她冷冷地說,為什麼救她,為什麼不看著她死去。

柳毅看著她冰冷的雙眼,說不出理由。

是的,這樣的生活,一場接著一場刺殺,鮮血成海,屍骨堆積,宛如漫長而可怕的夢魘,卻是永無甦醒的可能。
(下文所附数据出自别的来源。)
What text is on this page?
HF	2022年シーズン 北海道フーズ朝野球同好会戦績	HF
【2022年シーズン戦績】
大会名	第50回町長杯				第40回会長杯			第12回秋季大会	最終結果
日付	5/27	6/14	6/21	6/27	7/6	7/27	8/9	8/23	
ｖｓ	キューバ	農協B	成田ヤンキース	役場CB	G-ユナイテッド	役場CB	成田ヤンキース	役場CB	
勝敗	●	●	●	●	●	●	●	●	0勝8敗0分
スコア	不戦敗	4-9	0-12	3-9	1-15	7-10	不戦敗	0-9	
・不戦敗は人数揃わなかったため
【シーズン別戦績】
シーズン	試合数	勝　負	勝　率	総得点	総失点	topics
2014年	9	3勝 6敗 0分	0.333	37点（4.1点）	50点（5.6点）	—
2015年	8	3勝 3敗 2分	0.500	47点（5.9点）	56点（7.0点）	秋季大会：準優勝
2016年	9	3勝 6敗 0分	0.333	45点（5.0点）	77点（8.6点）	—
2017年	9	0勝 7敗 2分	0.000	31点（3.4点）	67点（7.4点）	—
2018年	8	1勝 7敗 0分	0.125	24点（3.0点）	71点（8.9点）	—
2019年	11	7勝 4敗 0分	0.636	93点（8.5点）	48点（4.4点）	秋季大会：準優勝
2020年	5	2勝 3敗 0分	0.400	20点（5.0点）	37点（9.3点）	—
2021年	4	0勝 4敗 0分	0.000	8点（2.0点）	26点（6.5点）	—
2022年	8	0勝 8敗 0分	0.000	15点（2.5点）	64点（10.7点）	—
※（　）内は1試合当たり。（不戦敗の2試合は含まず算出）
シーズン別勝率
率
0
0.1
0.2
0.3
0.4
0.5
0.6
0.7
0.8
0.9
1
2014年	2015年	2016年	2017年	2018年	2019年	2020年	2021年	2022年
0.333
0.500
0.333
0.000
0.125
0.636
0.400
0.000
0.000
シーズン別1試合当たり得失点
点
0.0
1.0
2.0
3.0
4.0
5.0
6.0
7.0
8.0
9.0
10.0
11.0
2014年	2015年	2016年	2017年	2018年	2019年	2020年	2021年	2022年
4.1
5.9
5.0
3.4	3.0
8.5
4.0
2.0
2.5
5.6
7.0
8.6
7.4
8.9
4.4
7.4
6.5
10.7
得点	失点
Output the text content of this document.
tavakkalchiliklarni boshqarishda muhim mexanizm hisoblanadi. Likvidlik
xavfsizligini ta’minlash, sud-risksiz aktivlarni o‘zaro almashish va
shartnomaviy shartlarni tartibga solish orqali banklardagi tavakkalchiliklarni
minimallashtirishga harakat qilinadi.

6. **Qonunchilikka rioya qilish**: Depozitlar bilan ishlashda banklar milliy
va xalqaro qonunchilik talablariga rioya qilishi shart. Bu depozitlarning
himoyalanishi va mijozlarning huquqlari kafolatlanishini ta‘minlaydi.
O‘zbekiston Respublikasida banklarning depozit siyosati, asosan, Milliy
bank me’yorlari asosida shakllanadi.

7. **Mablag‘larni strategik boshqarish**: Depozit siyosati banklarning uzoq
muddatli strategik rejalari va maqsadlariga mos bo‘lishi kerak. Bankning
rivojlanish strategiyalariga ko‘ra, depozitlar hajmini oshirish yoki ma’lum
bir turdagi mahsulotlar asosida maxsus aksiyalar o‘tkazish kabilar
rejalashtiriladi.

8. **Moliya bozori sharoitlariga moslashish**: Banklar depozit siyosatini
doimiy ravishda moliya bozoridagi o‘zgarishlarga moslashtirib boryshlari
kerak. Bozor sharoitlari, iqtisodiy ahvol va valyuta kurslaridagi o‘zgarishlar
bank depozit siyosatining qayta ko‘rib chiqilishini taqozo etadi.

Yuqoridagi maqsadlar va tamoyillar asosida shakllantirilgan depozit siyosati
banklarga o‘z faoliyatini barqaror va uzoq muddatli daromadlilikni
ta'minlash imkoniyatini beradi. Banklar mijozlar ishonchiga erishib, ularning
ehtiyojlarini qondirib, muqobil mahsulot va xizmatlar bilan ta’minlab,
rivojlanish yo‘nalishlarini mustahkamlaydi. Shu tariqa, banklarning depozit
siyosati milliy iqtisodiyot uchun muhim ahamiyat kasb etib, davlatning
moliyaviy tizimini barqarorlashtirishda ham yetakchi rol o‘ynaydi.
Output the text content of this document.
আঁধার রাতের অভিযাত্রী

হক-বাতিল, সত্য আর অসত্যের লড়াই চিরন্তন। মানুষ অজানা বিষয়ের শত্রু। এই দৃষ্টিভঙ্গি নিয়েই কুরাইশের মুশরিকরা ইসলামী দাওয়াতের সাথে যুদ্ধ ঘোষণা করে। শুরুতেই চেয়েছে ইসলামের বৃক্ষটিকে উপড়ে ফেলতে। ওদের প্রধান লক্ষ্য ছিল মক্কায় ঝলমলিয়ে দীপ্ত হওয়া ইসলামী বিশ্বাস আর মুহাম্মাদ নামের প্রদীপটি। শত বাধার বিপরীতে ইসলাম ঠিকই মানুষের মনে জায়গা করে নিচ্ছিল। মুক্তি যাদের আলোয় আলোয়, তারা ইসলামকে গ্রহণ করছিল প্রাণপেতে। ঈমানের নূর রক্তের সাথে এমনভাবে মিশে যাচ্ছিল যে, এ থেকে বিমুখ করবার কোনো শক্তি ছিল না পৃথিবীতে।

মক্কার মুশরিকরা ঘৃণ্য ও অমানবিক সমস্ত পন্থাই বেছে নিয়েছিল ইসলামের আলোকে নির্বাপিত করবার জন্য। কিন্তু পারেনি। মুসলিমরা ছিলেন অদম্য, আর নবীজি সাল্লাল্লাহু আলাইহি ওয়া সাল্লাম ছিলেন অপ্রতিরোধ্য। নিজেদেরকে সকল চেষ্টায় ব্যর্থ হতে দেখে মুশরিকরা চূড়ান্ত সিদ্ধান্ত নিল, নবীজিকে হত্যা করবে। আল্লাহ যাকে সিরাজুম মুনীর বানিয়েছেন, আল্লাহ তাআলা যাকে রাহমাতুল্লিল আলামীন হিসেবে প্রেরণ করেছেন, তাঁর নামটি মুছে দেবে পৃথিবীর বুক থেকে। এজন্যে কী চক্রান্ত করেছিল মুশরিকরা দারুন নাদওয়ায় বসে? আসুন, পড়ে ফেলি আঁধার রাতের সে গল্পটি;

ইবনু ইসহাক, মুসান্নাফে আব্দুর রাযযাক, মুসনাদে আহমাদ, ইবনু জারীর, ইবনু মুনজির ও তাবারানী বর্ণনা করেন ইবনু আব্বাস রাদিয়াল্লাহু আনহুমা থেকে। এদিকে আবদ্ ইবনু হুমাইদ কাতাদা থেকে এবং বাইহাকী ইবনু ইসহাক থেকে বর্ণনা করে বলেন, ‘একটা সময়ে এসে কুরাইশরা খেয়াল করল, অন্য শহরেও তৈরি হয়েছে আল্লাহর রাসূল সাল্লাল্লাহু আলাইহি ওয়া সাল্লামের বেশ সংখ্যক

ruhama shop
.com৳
這海中的孤島,斷絕了一切出路,斷絕了與外界的聯絡,只不過一片修羅道場,不過是瘋狂殺戮的煉獄。

在煉獄中,沒有人,找得到活下去的理由。

柳毅咬了咬失血的雙唇,從胸口處掏出了一件東西,遞給她。

那正是一年前的那片翠羽。

他斬釘截鐵的說:「我打賭,我們一定能一起離開。」

三年後,在最後刺殺的對決前,兩人再度見面了。

兩人都已經成長為足以獨當一面的刺客。

差的只是這最後的考驗。

他們已經知道了最後刺殺的規則——這些一同生活了數年的夥伴,必須殺死彼此,只有一個人,能走出這片殺戮之地。

兩人相對,久久無言。

也不知過了多久,柳毅咬牙說,不要因為我救過你,而對我手下留情。

如果最後非要對決,我希望,那是公平的對決。

女孩默然片刻,轉身離去。

她身後,那枚翠羽在空中打著懸圈兒,輕輕飄落。

她也留下了一個賭約:

「我也打賭,我們不可能一起離開。」

楓林落血,劍光流轉。

天河劍輝煌無匹的光華中,柳毅輕輕咳血,將手中的翠羽舉起,微微苦笑:「你贏了,我們不能一起離開……」

他的聲音變得沉著、堅定:「但是,我們卻可以一起留下。」

他望著她,一字字道:「我們會自由地在一起,永遠。」

「這是我們的傳奇,再沒有人能改變……」

紅線的眼中也湧起了粼粼波光,她終於伸出手去,想接過那枚珍藏多年的翠羽。

這是多年前,那受傷的小生靈的祝福。

是自由的祝福。

也是愛的祝福。

這祝福的力量,讓傳奇中人掙脫了書頁的束縛,一個個變得立體鮮活,有了自己的命運;這力量,讓傳奇的撰寫者,再也無法決定他們的結局!

他們,不再是一個個冠以傳奇之名的符號,而是真正的人。

人的尊嚴,在這一刻迸發出連神明都要退避的光輝。

——傳奇,第一次因人而設。

因人而偉大。

翠羽還沒來得及交到她的手中,砰的一聲巨響,那蓬紫光終於完全炸開!

無數棵楓樹轟然倒地,血紅的楓葉滿天亂舞,將飛濺的血跡掩蓋得無影無蹤。

大地振盪,山巒嘶吼,搖曳的紫光中,聶隱娘最後看見,柳毅將紅線摟在懷中,似乎抬頭看了她一眼,又似乎沒有。

兩人的身影猛地一晃,已被紫光吞沒。